Светлый фон

Эти элементы балагурства, скоморошничанья, присущие и Лопахину, и Копытовскому, и безвестному подносчику боеприпасов, безусловно, не отрицают высокопатетическое звучание трагических эпизодов романа, но расширяют его жанровую природу, придают объемность видению и постижению мира, по-своему оттеняют правдивость воссозданного шолоховским пером состояния народной души в годы войны.

– «Все поле впереди и сзади окопов было, словно язвами, покрыто желтыми, круглыми, различной величины воронками, окаймленными спекшейся землей. Косые просеки, проделанные в саду бомбами и загроможденные поваленными расщепленными деревьями, обнажали ранее сокрытые ветвями стены и крыши хуторских домов, и все вокруг выглядело теперь необычно: ново, дико и незнакомо. Неподалеку от окопа Звягинцева зияла крупная воронка, у самого бруствера лежало до половины засыпанное землей, погнутое и отсвечивавшее рваными металлическими краями хвостовое оперение небольшой бомбы. Но почти всюду над стрелковыми ячейками уже курился сладкий махорочный дымок, слышались голоса бойцов, а из пулеметного гнезда, оборудованного в старой, полуразрушенной силосной яме, доносился чей-то подрагивавший веселый голос, прерываемый взрывами такого дружного, но приглушенного хохота, что Лопахин, проходя мимо, улыбнулся, подумал: «Вот чертов народ, какой неистребимый! Бомбили так, что за малым вверх ногами их не ставили, а утихло, – они и ржут, как стоялые жеребцы…» [7, 109-110]
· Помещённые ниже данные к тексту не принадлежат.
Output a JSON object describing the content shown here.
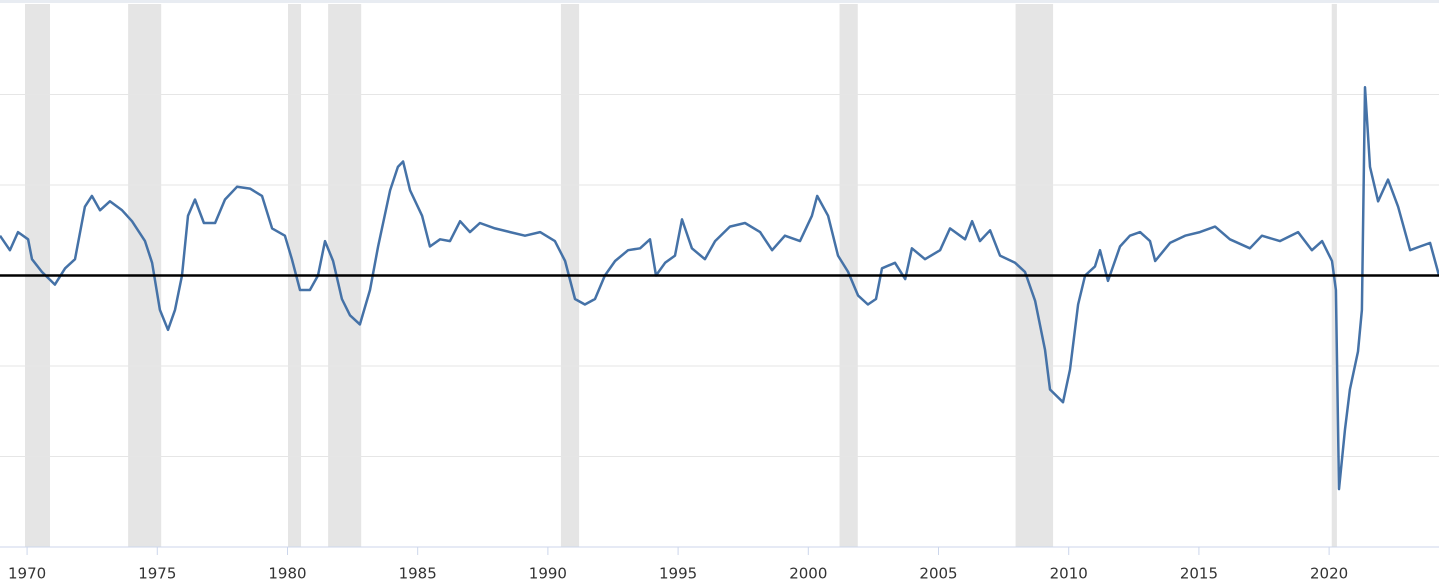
{
  "chart_data": {
    "type": "line",
    "xlim": [
      1968.96,
      2024.22
    ],
    "ylim": [
      -15,
      15
    ],
    "xticks": [
      1970,
      1975,
      1980,
      1985,
      1990,
      1995,
      2000,
      2005,
      2010,
      2015,
      2020
    ],
    "yticks": [
      -10,
      -5,
      0,
      5,
      10
    ],
    "grid": true,
    "hline": 0,
    "recessions": [
      [
        1969.92,
        1970.88
      ],
      [
        1973.88,
        1975.15
      ],
      [
        1980.02,
        1980.52
      ],
      [
        1981.56,
        1982.83
      ],
      [
        1990.5,
        1991.2
      ],
      [
        2001.2,
        2001.9
      ],
      [
        2007.96,
        2009.4
      ],
      [
        2020.1,
        2020.3
      ]
    ],
    "recession_color": "#e5e5e5",
    "series": [
      {
        "color": "#4572a7",
        "x": [
          1968.96,
          1969.34,
          1969.65,
          1970.04,
          1970.19,
          1970.57,
          1971.07,
          1971.46,
          1971.84,
          1972.22,
          1972.49,
          1972.8,
          1973.18,
          1973.65,
          1974.03,
          1974.53,
          1974.8,
          1975.1,
          1975.41,
          1975.68,
          1975.95,
          1976.18,
          1976.45,
          1976.79,
          1977.22,
          1977.6,
          1978.06,
          1978.56,
          1979.02,
          1979.41,
          1979.9,
          1980.17,
          1980.48,
          1980.86,
          1981.17,
          1981.44,
          1981.75,
          1982.09,
          1982.4,
          1982.78,
          1983.17,
          1983.48,
          1983.94,
          1984.24,
          1984.44,
          1984.71,
          1985.17,
          1985.47,
          1985.86,
          1986.24,
          1986.63,
          1987.01,
          1987.39,
          1987.97,
          1988.55,
          1989.12,
          1989.7,
          1990.27,
          1990.66,
          1991.04,
          1991.42,
          1991.81,
          1992.19,
          1992.58,
          1993.08,
          1993.54,
          1993.92,
          1994.15,
          1994.5,
          1994.88,
          1995.15,
          1995.53,
          1996.03,
          1996.42,
          1996.99,
          1997.57,
          1998.15,
          1998.61,
          1999.1,
          1999.68,
          2000.14,
          2000.34,
          2000.76,
          2001.14,
          2001.53,
          2001.91,
          2002.29,
          2002.6,
          2002.83,
          2003.33,
          2003.72,
          2003.98,
          2004.48,
          2005.06,
          2005.44,
          2006.02,
          2006.29,
          2006.59,
          2006.98,
          2007.36,
          2007.94,
          2008.32,
          2008.71,
          2009.09,
          2009.28,
          2009.78,
          2010.05,
          2010.36,
          2010.63,
          2011.01,
          2011.2,
          2011.51,
          2011.97,
          2012.35,
          2012.74,
          2013.12,
          2013.32,
          2013.89,
          2014.47,
          2015.04,
          2015.62,
          2016.19,
          2016.96,
          2017.42,
          2018.11,
          2018.81,
          2019.34,
          2019.73,
          2020.11,
          2020.26,
          2020.38,
          2020.61,
          2020.8,
          2021.11,
          2021.26,
          2021.38,
          2021.57,
          2021.88,
          2022.26,
          2022.65,
          2023.11,
          2023.49,
          2023.88,
          2024.22
        ],
        "values": [
          2.2,
          1.4,
          2.4,
          2.0,
          0.9,
          0.2,
          -0.5,
          0.4,
          0.9,
          3.8,
          4.4,
          3.6,
          4.1,
          3.6,
          3.0,
          1.9,
          0.7,
          -1.9,
          -3.0,
          -1.9,
          0,
          3.3,
          4.2,
          2.9,
          2.9,
          4.2,
          4.9,
          4.8,
          4.4,
          2.6,
          2.2,
          0.9,
          -0.8,
          -0.8,
          0,
          1.9,
          0.8,
          -1.3,
          -2.2,
          -2.7,
          -0.8,
          1.6,
          4.7,
          6.0,
          6.3,
          4.7,
          3.3,
          1.6,
          2.0,
          1.9,
          3.0,
          2.4,
          2.9,
          2.6,
          2.4,
          2.2,
          2.4,
          1.9,
          0.8,
          -1.3,
          -1.6,
          -1.3,
          0,
          0.8,
          1.4,
          1.5,
          2.0,
          0,
          0.7,
          1.1,
          3.1,
          1.5,
          0.9,
          1.9,
          2.7,
          2.9,
          2.4,
          1.4,
          2.2,
          1.9,
          3.3,
          4.4,
          3.3,
          1.1,
          0.2,
          -1.1,
          -1.6,
          -1.3,
          0.4,
          0.7,
          -0.2,
          1.5,
          0.9,
          1.4,
          2.6,
          2.0,
          3.0,
          1.9,
          2.5,
          1.1,
          0.7,
          0.2,
          -1.4,
          -4.1,
          -6.3,
          -7.0,
          -5.2,
          -1.6,
          0,
          0.5,
          1.4,
          -0.3,
          1.6,
          2.2,
          2.4,
          1.9,
          0.8,
          1.8,
          2.2,
          2.4,
          2.7,
          2.0,
          1.5,
          2.2,
          1.9,
          2.4,
          1.4,
          1.9,
          0.8,
          -0.8,
          -11.8,
          -8.5,
          -6.3,
          -4.2,
          -1.9,
          10.4,
          6.0,
          4.1,
          5.3,
          3.8,
          1.4,
          1.6,
          1.8,
          0
        ]
      }
    ]
  }
}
Мы взяли данную сцену из романа, так как в ней отчетливо видны принципиальные черты смехового мира Шолохова, Этот мир, после боя, действительно становится «диким, кромешным, адовым», противоположным прежнему миру («все вокруг выглядело теперь необычно: ново, дико и незнакомо»), сами действующие герои тоже как бы поменяли свой знак на иной («чертов народ»), но его обживание, превращение в нормальный, по возможности, мир начинается со смеха, с «ржания». Норма возвращается миру через смех, через пародирование страшного, невыносимо тяжелого. Ведь над чем смеются бойцы? – «Знакомый голос сержанта Никифорова, высокий, плачущий от смеха, закончил:

– … Гляжу, а он раком стоит, головой мотает и спрашивает у меня: «Федя, меня не убило?..» А глаза у него, ну прямо по кулаку, на лоб вылезли, и пареной репой от него пахнет… Он со страху-то, видно, того…» [7, 110]

В этом пародировании пережитого ужаса через смех сохраняет себя истинно человеческое начало, хотя оно выступает и должно, очевидно, во многом выступать в облике вульгарного, грубого. Грань, переходимая ежеминутно, – между жизнью и смертью, бытием и уничтожением, распахивает возможности перед смехом, одновременно снимая с него запреты прежнего юмора. Скажем, в первых, предвоенных главах романа смех (эпизод разговора Александра Стрельцова с Серафимой Петровной, к примеру) носит мягкий, иронический характер, он не обидчив для говорящих.